Tiziana grüßte in die Runde. William hob die Hand.

»Mein Onkel«, informierte Tiziana ihn und zeigte dabei auf einen bärtigen Mann, der einem Fußballspiel auf dem Bildschirm folgte.

Sie setzten sich, und Williams Blick verweilte einen Moment zu lange auf Tizianas Gesicht, die nicht wegschaute.

»Was darf’s sein?«, tönte es vom Tresen aus in ihre Richtung.

»Bier?«

»Gern.«

»Due birre

»William, ich wollte dir mal ganz offiziell danken. Dafür, dass du Pasquale mit seinem komischen Umbau hilfst. Und dafür, dass du davor für mich und Pia gekocht hast. Es ist … Ja, es ist mir peinlich, dass du während deines Urlaubs auf so eine irre Situation gestoßen bist. Du weißt hoffentlich, dass du dich sofort aus der Sache auslinken kannst.«

»Und was ist, wenn ich es gerne tue?«

Tiziana setzte das Glas ab, das der Barmann ihnen gebracht hatte. Sie hatte einen großen Schluck genommen. William konnte den Abdruck ihres Lippenstiftes darauf erkennen. Hastig wischte sie die Spur mit den Fingern weg.
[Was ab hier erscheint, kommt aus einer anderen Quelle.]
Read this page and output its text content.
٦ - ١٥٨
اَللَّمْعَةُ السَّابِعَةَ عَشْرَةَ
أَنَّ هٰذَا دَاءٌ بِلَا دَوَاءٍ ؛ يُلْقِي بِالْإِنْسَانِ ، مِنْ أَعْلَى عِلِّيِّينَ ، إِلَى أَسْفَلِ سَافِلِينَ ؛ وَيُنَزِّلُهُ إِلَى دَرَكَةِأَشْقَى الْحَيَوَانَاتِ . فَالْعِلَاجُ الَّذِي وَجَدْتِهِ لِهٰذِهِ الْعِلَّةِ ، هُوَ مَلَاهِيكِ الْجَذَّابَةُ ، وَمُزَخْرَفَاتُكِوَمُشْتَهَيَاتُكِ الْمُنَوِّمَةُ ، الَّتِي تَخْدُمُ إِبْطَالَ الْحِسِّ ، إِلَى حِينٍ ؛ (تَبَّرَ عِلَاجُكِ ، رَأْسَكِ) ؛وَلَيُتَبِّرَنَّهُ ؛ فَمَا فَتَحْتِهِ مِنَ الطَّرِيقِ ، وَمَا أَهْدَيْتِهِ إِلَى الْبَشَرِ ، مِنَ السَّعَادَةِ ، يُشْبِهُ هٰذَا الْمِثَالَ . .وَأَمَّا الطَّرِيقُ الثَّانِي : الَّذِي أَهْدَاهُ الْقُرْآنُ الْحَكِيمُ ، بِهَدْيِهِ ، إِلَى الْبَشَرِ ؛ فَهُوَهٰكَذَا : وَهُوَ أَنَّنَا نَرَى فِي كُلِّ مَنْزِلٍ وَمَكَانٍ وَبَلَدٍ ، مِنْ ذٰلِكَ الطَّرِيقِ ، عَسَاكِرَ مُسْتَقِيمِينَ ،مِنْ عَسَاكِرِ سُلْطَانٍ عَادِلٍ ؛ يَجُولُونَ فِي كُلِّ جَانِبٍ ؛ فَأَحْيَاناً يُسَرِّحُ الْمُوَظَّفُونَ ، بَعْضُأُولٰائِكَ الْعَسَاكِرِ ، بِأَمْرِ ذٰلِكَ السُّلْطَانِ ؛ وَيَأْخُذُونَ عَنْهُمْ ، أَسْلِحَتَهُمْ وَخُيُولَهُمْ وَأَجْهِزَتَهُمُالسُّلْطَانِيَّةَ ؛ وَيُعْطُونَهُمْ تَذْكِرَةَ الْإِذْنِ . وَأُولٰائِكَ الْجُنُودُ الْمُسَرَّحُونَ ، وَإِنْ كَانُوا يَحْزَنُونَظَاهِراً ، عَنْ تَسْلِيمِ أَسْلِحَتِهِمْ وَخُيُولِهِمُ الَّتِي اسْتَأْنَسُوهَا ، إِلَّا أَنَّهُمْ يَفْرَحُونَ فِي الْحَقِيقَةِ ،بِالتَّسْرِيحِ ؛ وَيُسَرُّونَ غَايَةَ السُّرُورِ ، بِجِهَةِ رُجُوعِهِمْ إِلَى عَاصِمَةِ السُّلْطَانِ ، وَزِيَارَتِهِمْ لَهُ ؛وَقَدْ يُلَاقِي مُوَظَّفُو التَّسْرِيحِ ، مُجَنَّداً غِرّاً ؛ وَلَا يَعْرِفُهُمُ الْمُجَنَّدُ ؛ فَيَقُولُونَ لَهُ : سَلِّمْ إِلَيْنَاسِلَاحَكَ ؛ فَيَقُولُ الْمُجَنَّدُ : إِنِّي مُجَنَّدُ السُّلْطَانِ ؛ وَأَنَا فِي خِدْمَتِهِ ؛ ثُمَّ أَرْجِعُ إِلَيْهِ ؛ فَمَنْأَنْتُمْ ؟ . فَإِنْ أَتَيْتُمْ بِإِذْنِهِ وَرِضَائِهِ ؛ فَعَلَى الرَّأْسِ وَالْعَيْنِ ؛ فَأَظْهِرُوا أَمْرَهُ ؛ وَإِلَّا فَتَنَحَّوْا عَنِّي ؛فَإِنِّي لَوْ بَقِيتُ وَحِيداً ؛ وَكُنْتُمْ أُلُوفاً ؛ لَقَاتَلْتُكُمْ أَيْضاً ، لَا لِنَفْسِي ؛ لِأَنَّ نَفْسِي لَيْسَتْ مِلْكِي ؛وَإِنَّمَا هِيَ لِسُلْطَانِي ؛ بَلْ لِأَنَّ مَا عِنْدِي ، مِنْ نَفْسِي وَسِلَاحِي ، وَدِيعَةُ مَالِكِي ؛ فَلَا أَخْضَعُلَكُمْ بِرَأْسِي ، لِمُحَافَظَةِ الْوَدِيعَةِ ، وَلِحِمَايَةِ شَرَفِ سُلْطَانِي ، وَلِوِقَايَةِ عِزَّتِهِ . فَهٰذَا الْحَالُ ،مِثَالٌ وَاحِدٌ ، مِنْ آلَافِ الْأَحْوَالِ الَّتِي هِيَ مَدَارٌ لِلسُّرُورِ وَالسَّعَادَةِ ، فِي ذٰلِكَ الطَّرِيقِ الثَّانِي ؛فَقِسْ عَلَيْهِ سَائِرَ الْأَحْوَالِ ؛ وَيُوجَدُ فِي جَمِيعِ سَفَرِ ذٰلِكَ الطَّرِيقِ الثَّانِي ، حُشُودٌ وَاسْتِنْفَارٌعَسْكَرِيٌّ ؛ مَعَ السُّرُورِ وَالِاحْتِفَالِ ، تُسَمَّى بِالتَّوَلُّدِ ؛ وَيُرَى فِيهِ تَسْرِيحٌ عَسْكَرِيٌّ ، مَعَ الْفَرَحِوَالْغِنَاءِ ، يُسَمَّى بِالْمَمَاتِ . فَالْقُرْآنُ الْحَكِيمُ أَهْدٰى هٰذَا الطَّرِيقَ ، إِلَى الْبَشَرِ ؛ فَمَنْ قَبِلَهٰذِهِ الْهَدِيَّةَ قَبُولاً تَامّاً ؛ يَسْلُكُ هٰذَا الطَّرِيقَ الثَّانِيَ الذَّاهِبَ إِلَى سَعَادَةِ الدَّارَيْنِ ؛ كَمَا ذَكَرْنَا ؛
»Das kann ich mir kaum vorstellen …«

»Und wenn ich dir erzähle, dass ich in Seattle vor Einsamkeit eingehe und mir nichts sehnlicher wünsche, als Menschen um mich zu haben, die mich brauchen? Die der Tatsache, dass ich morgens aufstehe, einen Sinn geben?«

Tiziana ließ die Worte eine Weile auf sich wirken. William merkte, dass sie sich detailliert Gedanken darüber machte.

»Ich weiß so wenig über dich, William.«

Es klang traurig, wie sie das sagte.

»Dann frag mich aus, Tiziana. Ich bin hier und ich bin bereit, dir alles über mich zu erzählen.«

»Das reicht nicht, William.«

»Wieso nicht?«

William beugte sich zu ihr hin. Noch nie hatte er so dringend das Bedürfnis verspürt, eine Frau zu berühren.

»Weil du am Ende trotzdem nach Seattle zurückgehen wirst.«

»Lass uns Seattle doch einfach eine Weile lang vergessen«, schlug er vor, hörte aber selbst, wie verzweifelt er dabei klang.

»Ich weiß nicht, ob ich das kann.«

Die Pizza, die herbeigebracht wurde, lenkte sie ab. Aber William konnte nicht sagen, ob sie ihm schmeckte. Er war sich gar nicht richtig bewusst, was er überhaupt kaute und schluckte. Ihm war nur eines ganz klar: Dass er diese Chance, sich endlich wieder lebendig zu fühlen, nicht verlieren wollte. Dennoch ließ er das Thema fallen. Ihm lag zu viel an Tiziana, um sie in irgendeiner Form zu bedrängen oder in Verlegenheit zu bringen. Dabei wusste er selbst nicht, wie sie überhaupt in diese Situation geraten waren. Da war einfach diese starke Anziehungskraft zwischen ihnen. Eine Art Magie. Und alles andere wurde dabei nebensächlich.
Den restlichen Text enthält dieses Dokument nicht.